Endotoxin, an active component in the outer membrane of Gram-negative bacteria, is known for its various biological and immunological activities. Endotoxin has been found to induce various histopathological and physiological changes in the body, such as damage to the central nervous system, liver, kidney, heart, gastrointestinal tract and lungs (Hewett and Roth, 1993). We have reported that K. pneumoniae endotoxin reduces hepatic drug-metabolizing enzyme activity and impairs biliary and renal excretion of various drugs by changing the ability of the biliary and tubular secretory systems Haghgoo et al., 1995, Hasegawa et al., 1994, Kitaichi et al., 1999, Nadai et al., 1993a, Nadai et al., 1993b, Nadai et al., 1993c, Nadai et al., 1996, Nadai et al., 1998. In addition, we recently reported that K. pneumoniae endotoxin impaired the P-glycoprotein-mediated transport of P-glycoprotein substrates, rhodamine 123 and sparfloxacin in rats Ando et al., 2001, Nadai et al., 2001.

There are many reports regarding the effects of endotoxin and endotoxin-induced inflammatory cytokines and mediators on brain permeability Boje, 1996, De Vries et al., 1996, Mayhan, 1998, Shukla et al., 1995. However, almost all the studies were carried out in vitro with brain endothelial cells and the in vivo studies used topical administration of endotoxin in animals. There is little in vivo information available regarding the effect of systemic administration of endotoxin on blood–brain barrier integrity and P-glycoprotein function.
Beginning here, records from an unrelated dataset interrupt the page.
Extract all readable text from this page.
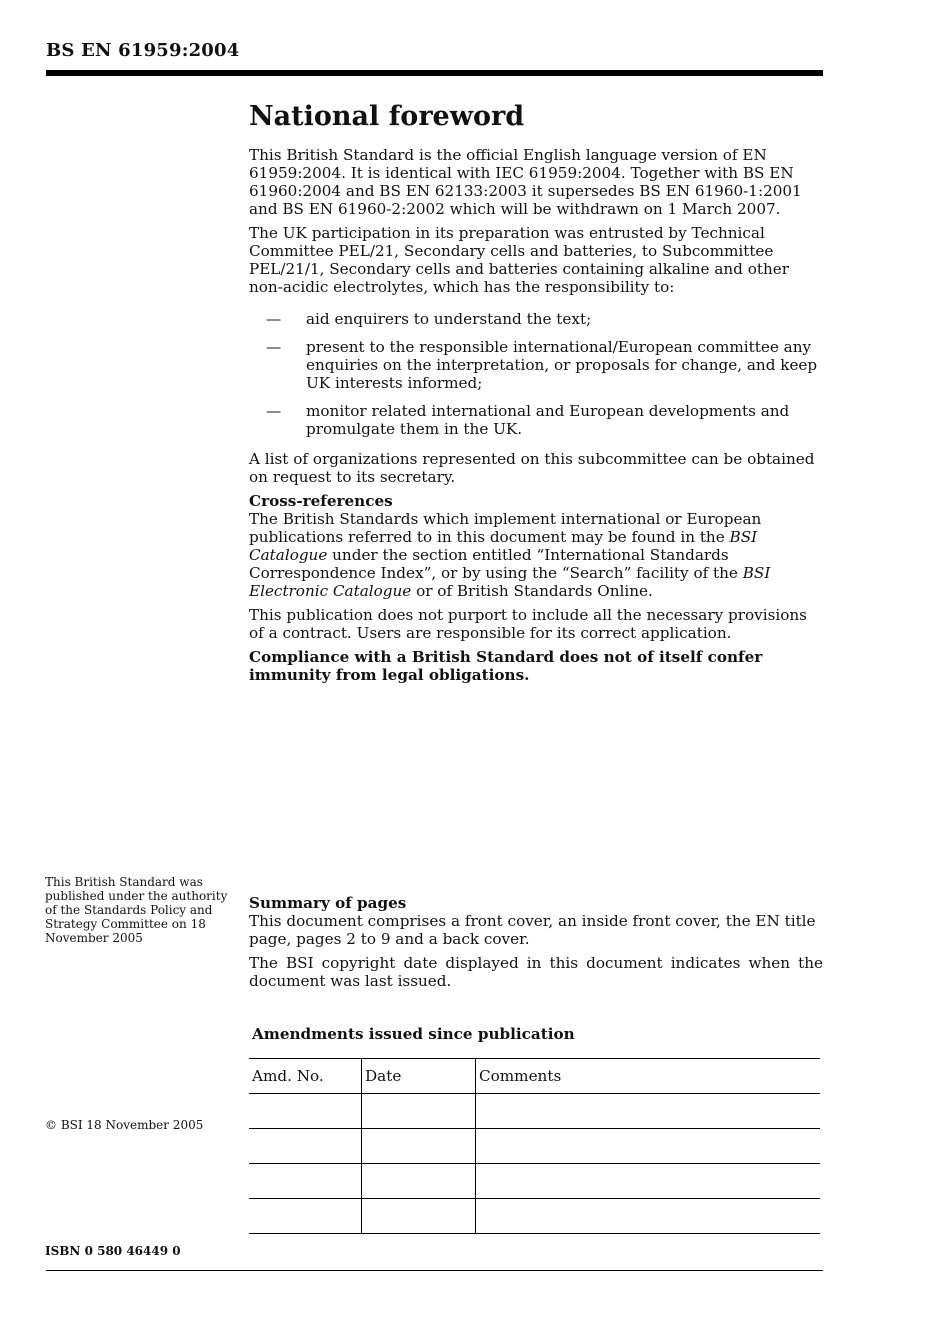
BS EN 61959:2004
National foreword

This British Standard is the official English language version of EN 61959:2004. It is identical with IEC 61959:2004. Together with BS EN 61960:2004 and BS EN 62133:2003 it supersedes BS EN 61960-1:2001 and BS EN 61960-2:2002 which will be withdrawn on 1 March 2007.

The UK participation in its preparation was entrusted by Technical Committee PEL/21, Secondary cells and batteries, to Subcommittee PEL/21/1, Secondary cells and batteries containing alkaline and other non-acidic electrolytes, which has the responsibility to:

— aid enquirers to understand the text;
— present to the responsible international/European committee any enquiries on the interpretation, or proposals for change, and keep UK interests informed;
— monitor related international and European developments and promulgate them in the UK.

A list of organizations represented on this subcommittee can be obtained on request to its secretary.

Cross-references

The British Standards which implement international or European publications referred to in this document may be found in the BSI Catalogue under the section entitled “International Standards Correspondence Index”, or by using the “Search” facility of the BSI Electronic Catalogue or of British Standards Online.

This publication does not purport to include all the necessary provisions of a contract. Users are responsible for its correct application.

Compliance with a British Standard does not of itself confer immunity from legal obligations.

This British Standard was published under the authority of the Standards Policy and Strategy Committee on 18 November 2005
Summary of pages

This document comprises a front cover, an inside front cover, the EN title page, pages 2 to 9 and a back cover.

The BSI copyright date displayed in this document indicates when the document was last issued.

Amendments issued since publication
Amd. No.	Date	Comments

© BSI 18 November 2005
ISBN 0 580 46449 0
The purpose of the present study was to investigate whether K. pneumoniae endotoxin changes the in vivo blood–brain barrier transport of doxorubicin and P-glycoprotein function. We measured the plasma and brain concentrations and brain-to-plasma concentration ratio of doxorubicin or of fluorescein isothiocyanate-labeled dextran and histopathological changes in brain capillaries. Furthermore, the effect of endotoxin on the constitutive level of P-glycoprotein in the brain was examined using Western blot analysis.